Festhypotheken sind schon länger über den Wert von drei Prozent geklettert. Viele Hausbesitzerinnen haben sich daher jüngst in kurzfristige Saron-Hypotheken gerettet. Dabei handelt es sich um variable Hypotheken mit kurzen Laufzeiten. Der Saron wird jeden Tag neu berechnet – entsprechend schnell schlägt dort auch der Leitzinsentscheid der SNB zu Buche.

Momentan liegt der Saron noch unter einem Prozent. Doch weil er sich eng am Leitzins orientiert, steht nun ein Zinssprung von einem halben Prozentpunkt an. Und das Ende der Fahnenstange sei damit längst nicht erreicht, warnt Immobilienexperte Donato Scognamiglio (52) von der Beratungsfirma Iazi in der «Sonntagszeitung»: «Die vermeintliche Sicherheit all jener, die von festen in kurzfristige Hypotheken geflüchtet sind, könnte sich als Risiko entpuppen. Viele Hauseigentümer werden ein Problem bekommen.»

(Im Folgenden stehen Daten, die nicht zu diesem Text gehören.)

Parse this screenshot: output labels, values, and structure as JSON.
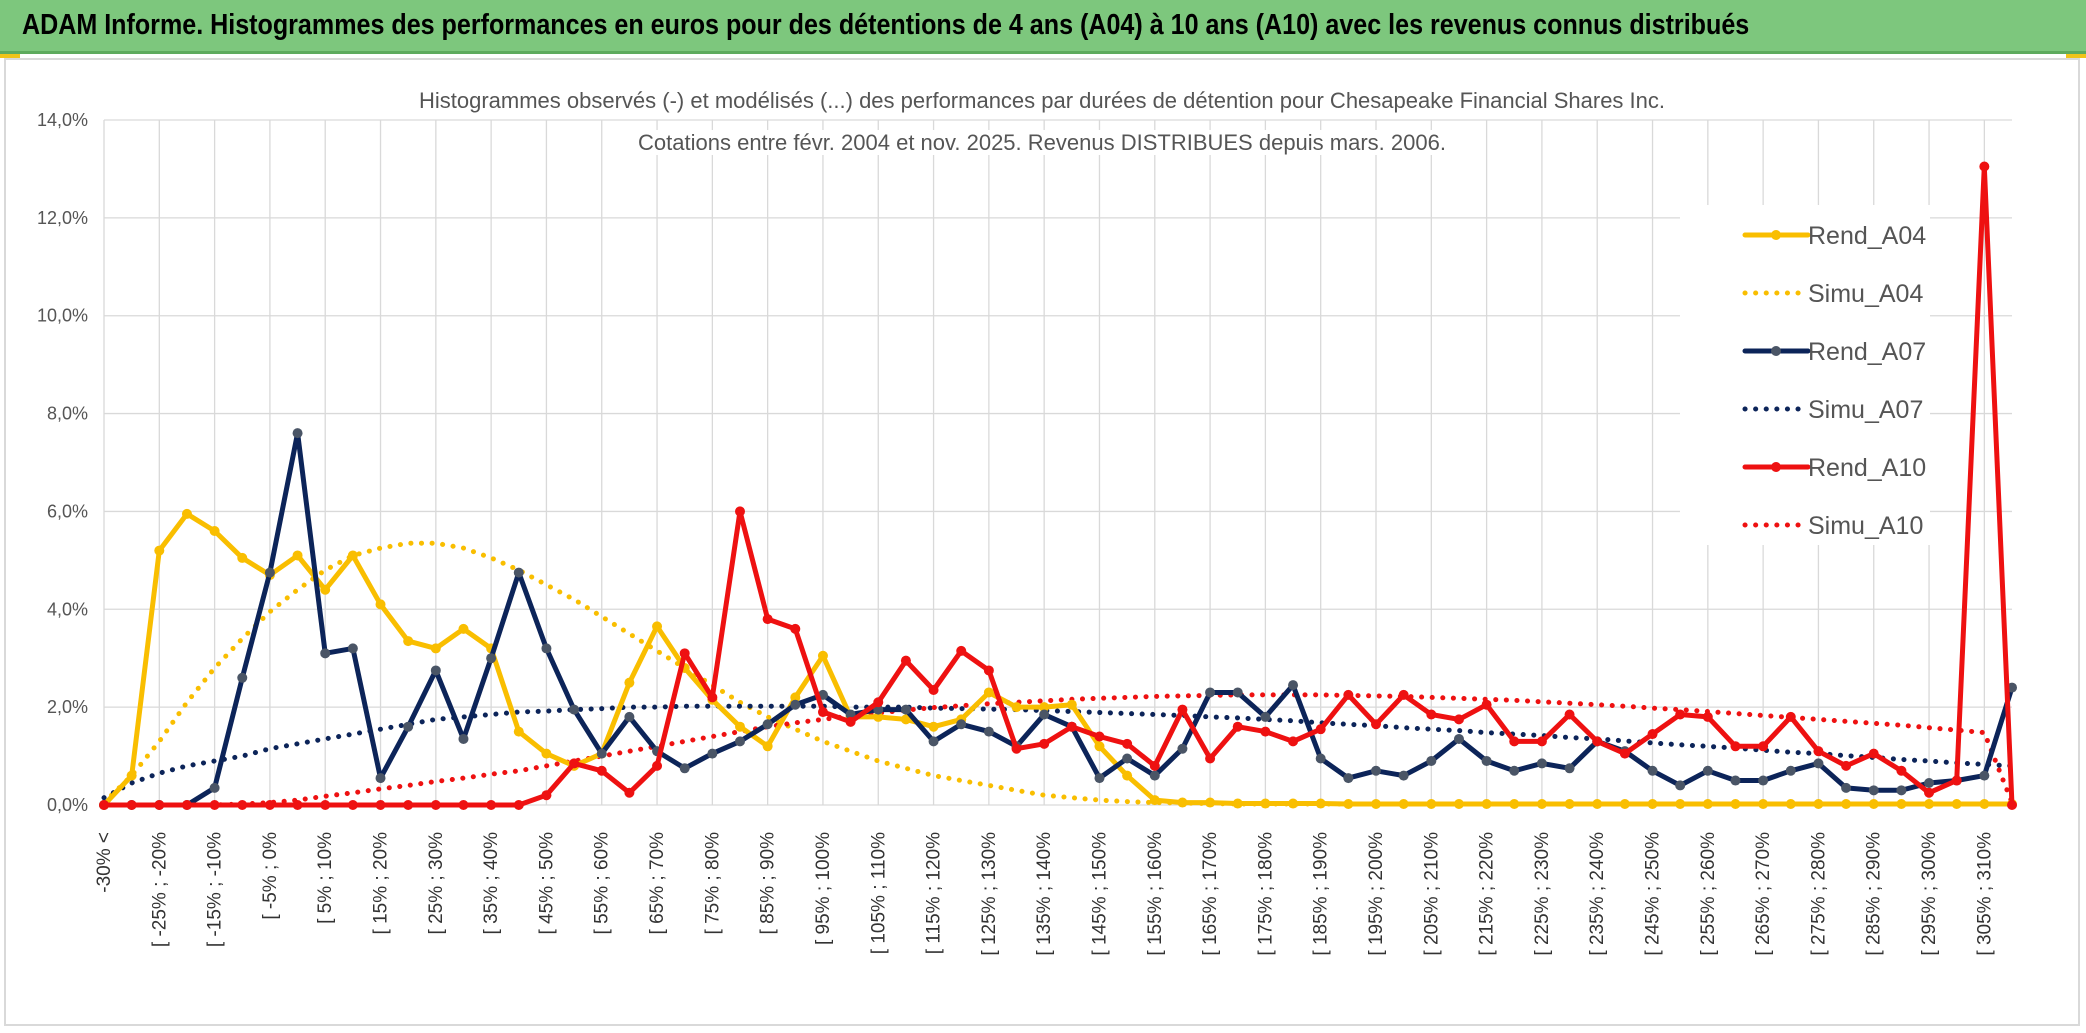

Die SNB dürfte den Leitzins im September erneut anheben – das hat SNB-Präsident Thomas Jordan (59) diese Woche angedeutet. Damit könnten auch die Zinssätze für Saron-Hypotheken auf drei Prozent und mehr steigen.

Hausbesitzer unter Beobachtung der Bank

Die SNB rechnet in ihrem Finanzstabilitätsbericht damit, dass bei einem Hypothekarzins von drei Prozent 20 Prozent der Eigenheimbesitzer die Tragbarkeitsregeln ihrer Bank nicht mehr erfüllen. Bei einer Wohneigentumsquote von rund 40 Prozent betrifft das immerhin mehr als 600'000 Menschen!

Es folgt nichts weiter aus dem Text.